Dies heißt freilich nicht, dass das Fehlen von Urteilsgründen im Einzelfall nicht zur Begründetheit des Zulassungsantrags führen kann. Bei tatsächlich und rechtlich schwierigen Ordnungswidrigkeitsverfahren mag dies in Einzelfällen anders liegen. Kann ohne Kenntnis der Urteilsgründe nicht ohne weiteres beurteilt werden, ob die Zulassungsvoraussetzungen vorliegen, und können solche Zweifel weder durch das abgekürzte Urteil, den Bußgeldbescheid, den Zulassungsantrag noch mit den nachgeschobenen Gründen, den dienstlichen Äußerungen oder sonstigen Umständen ausgeräumt werden, so führt in einem solchen Einzelfall das Fehlen von Urteilsgründen zur Begründetheit des Zulassungsantrags.

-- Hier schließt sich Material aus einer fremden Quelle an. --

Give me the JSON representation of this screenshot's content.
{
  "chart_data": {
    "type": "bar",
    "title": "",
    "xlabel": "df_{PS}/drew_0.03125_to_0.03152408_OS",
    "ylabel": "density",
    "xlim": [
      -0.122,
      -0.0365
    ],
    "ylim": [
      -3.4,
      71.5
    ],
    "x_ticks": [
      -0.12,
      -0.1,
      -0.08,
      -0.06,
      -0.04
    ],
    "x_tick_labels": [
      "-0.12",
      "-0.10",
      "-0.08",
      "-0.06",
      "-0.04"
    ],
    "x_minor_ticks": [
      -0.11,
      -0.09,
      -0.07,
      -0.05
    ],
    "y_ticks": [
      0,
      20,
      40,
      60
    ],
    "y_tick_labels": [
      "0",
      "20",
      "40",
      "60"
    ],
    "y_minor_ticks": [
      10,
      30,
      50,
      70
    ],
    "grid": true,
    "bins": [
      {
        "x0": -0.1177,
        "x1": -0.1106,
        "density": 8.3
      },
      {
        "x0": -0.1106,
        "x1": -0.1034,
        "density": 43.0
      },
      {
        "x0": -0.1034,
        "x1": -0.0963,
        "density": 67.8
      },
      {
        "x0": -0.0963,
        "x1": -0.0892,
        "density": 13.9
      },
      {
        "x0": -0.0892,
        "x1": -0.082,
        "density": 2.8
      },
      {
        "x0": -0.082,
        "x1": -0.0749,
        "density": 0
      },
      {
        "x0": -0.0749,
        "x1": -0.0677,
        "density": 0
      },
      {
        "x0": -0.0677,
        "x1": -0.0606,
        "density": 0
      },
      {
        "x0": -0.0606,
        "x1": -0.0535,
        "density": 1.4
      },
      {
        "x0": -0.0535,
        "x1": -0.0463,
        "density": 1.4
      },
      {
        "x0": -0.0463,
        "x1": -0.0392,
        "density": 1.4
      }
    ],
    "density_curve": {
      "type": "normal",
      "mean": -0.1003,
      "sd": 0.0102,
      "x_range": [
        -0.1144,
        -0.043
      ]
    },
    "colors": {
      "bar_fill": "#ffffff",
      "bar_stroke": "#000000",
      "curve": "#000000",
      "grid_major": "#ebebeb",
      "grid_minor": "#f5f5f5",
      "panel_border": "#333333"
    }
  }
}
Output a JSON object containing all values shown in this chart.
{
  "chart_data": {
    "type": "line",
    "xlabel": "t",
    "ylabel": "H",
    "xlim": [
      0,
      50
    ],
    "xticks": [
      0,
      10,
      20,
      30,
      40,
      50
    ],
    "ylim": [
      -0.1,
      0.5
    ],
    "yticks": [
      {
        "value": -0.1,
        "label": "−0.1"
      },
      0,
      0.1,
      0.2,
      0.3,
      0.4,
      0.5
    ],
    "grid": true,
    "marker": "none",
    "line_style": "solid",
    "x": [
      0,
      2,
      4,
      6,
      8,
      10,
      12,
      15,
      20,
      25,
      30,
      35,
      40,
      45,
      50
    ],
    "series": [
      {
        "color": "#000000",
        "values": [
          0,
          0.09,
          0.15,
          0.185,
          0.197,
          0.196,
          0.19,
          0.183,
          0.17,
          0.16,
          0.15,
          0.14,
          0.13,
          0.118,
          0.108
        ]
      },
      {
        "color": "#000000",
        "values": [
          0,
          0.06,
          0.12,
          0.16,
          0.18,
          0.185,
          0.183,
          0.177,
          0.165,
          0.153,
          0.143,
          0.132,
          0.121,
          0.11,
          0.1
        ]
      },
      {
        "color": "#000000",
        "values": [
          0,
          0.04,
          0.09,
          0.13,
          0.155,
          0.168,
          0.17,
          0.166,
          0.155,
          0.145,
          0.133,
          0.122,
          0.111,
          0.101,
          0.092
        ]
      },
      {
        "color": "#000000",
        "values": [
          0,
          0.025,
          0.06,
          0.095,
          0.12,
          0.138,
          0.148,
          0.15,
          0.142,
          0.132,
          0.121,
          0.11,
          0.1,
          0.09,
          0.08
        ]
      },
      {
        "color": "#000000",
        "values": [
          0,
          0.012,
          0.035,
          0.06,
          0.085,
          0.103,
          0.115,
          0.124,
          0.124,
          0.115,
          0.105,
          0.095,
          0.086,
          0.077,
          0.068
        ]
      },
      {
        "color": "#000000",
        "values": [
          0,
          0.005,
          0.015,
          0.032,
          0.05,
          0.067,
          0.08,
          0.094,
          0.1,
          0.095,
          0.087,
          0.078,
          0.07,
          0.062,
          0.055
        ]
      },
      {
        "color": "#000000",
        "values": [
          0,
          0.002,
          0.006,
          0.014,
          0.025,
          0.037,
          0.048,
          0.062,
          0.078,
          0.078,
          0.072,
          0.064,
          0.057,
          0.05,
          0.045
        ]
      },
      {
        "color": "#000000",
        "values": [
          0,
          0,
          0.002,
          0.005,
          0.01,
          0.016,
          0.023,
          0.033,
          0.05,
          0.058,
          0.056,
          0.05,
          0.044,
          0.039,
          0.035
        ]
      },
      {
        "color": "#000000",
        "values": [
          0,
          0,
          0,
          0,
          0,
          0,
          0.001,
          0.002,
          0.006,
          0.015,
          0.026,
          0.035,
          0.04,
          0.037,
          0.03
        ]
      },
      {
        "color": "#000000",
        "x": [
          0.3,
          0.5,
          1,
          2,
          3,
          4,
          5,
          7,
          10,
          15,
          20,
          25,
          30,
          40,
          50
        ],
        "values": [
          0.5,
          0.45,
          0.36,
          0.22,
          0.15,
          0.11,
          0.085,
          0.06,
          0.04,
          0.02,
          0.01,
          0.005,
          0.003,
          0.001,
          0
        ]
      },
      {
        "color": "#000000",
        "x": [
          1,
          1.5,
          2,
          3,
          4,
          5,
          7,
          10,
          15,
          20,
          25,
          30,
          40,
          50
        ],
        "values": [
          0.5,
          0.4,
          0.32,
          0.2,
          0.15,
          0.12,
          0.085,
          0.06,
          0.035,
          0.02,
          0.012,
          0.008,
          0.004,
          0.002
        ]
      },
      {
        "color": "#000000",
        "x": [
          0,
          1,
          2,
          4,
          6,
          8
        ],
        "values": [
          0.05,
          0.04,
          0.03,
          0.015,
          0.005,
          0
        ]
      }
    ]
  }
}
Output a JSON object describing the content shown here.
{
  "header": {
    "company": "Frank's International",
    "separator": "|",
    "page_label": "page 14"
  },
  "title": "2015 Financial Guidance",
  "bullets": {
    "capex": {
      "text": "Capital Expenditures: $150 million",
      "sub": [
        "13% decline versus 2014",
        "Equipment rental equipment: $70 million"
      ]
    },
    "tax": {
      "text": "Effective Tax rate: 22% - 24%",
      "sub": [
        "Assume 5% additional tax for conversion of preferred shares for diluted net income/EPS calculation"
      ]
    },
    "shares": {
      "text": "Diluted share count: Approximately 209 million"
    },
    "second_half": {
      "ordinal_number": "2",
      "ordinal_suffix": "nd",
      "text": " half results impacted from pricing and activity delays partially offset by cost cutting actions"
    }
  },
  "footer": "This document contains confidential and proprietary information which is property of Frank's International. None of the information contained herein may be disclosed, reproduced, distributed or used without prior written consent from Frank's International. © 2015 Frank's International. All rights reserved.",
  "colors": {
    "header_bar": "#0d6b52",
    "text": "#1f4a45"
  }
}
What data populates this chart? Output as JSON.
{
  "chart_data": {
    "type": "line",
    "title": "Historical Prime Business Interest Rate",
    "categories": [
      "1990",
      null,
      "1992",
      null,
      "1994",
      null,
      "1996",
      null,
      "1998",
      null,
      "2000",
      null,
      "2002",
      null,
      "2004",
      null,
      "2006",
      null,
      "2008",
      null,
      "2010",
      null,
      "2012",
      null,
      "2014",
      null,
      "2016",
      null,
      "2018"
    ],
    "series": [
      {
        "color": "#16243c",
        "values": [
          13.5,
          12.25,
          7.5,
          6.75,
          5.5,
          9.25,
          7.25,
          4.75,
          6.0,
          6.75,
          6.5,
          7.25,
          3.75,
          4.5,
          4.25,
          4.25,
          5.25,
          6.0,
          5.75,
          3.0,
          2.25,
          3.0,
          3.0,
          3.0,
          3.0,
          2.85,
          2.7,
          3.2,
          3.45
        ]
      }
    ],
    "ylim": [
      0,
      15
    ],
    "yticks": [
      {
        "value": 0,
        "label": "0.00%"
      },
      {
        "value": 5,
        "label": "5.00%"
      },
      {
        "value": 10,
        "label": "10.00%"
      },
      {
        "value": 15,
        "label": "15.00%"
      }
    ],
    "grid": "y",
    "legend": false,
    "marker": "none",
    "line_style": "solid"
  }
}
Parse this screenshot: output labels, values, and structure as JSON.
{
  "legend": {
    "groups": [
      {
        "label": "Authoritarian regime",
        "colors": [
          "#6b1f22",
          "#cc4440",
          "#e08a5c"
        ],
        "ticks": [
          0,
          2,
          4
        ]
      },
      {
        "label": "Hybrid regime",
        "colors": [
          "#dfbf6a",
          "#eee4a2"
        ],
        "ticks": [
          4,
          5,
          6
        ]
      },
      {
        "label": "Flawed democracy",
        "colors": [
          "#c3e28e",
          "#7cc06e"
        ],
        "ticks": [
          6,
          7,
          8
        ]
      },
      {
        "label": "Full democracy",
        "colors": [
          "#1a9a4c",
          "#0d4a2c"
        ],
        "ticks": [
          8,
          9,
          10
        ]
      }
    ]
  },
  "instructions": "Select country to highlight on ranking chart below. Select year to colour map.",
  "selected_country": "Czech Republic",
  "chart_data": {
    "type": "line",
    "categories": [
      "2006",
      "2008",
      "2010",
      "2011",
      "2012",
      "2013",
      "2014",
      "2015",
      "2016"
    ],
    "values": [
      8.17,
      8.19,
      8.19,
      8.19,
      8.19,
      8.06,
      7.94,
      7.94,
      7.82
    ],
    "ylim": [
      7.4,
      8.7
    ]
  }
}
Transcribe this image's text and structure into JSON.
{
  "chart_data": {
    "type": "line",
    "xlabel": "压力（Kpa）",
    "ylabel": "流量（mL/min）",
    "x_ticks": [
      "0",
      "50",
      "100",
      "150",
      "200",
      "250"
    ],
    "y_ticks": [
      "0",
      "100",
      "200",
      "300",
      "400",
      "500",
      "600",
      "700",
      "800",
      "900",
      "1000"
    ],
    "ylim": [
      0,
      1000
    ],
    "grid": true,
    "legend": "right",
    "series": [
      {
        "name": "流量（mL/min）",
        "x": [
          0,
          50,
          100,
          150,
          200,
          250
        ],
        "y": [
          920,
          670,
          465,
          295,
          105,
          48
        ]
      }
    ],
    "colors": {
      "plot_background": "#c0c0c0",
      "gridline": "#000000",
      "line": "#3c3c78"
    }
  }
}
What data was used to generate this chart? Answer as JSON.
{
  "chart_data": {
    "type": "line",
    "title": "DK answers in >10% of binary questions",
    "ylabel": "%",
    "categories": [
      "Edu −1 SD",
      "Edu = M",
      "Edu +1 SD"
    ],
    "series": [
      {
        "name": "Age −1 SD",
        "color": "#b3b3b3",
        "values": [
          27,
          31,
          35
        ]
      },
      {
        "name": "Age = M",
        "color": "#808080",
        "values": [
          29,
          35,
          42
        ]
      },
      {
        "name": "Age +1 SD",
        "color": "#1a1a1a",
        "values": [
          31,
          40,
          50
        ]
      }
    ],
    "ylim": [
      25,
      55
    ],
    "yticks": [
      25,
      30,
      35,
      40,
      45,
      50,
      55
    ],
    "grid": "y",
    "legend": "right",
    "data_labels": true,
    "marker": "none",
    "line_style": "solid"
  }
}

Im vorliegenden Fall ist eine Prüfung der Zulassungsgründe nach § 80 Abs. 2 Nr. 1 OWiG möglich und führt zu dem Ergebnis, dass die Voraussetzungen zur Zulassung der Rechtsbeschwerde nicht vorliegen, weshalb der Zulassungsantrag als unbegründet zu verwerfen ist. Das Fehlen der Urteilsgründe allein erfordert die Zulassung der Rechtsbeschwerde nicht. Eine Verletzung des rechtlichen Gehörs ist nicht zu besorgen. Das Verhandlungsprotokoll beweist, dass die schriftlich und mündlich vorgetragenen Einwände des Betroffenen gegen die Geschwindigkeitsmessung in der Hauptverhandlung erörtert worden sind, wobei insbesondere ein Sachverständiger ein schriftliches Gutachten erstattet hat und dieses in der Hauptverhandlung ebenso mündlich erörtert worden ist wie der Beschilderungsplan. Auch die Sachrüge führt nicht zur Zulassung der Rechtsbeschwerde. Es handelt sich vorliegend um eines der massenhaft auftretenden Bußgeldverfahren wegen einer einfachen Verkehrsordnungswidrigkeit, das in rechtlicher und tatsächlicher Hinsicht keine Schwierigkeiten aufweist, so dass nach den Gesamtumständen ausgeschlossen werden kann, dass die Voraussetzungen für die Zulassung der Rechtsbeschwerde vorliegen. Wie sich aus dem Bußgeldbescheid ergibt, ist der Betroffene zu einer Geldbuße von 140,00 € verurteilt worden, weil er am 10. April 2010 auf der Bundesautobahn 10 bei Kilometer 51,9 in Fahrtrichtung Frankfurt (Oder) die zulässige Höchstgeschwindigkeit von 120 km/h und 36 km/h überschritten hatte, wobei der erforderliche Toleranzabzug vorgenommen worden ist. Dem Bußgeldbescheid und dem Hauptverhandlungsprotokoll sowie dem Eichschein und dem Messprotokoll ist beispielsweise des Weiteren zu entnehmen, dass die Messung mittels eines geeichten Gerätes im standardisierten Messverfahren „ES 3.0“ vorgenommen und der erforderliche Toleranzabzug in Ansatz gebracht worden ist.


III.

Die Kostenentscheidung beruht auf (§§ 46 Abs. 1 OWiG, 473 Abs. 1 Satz 1 StPO).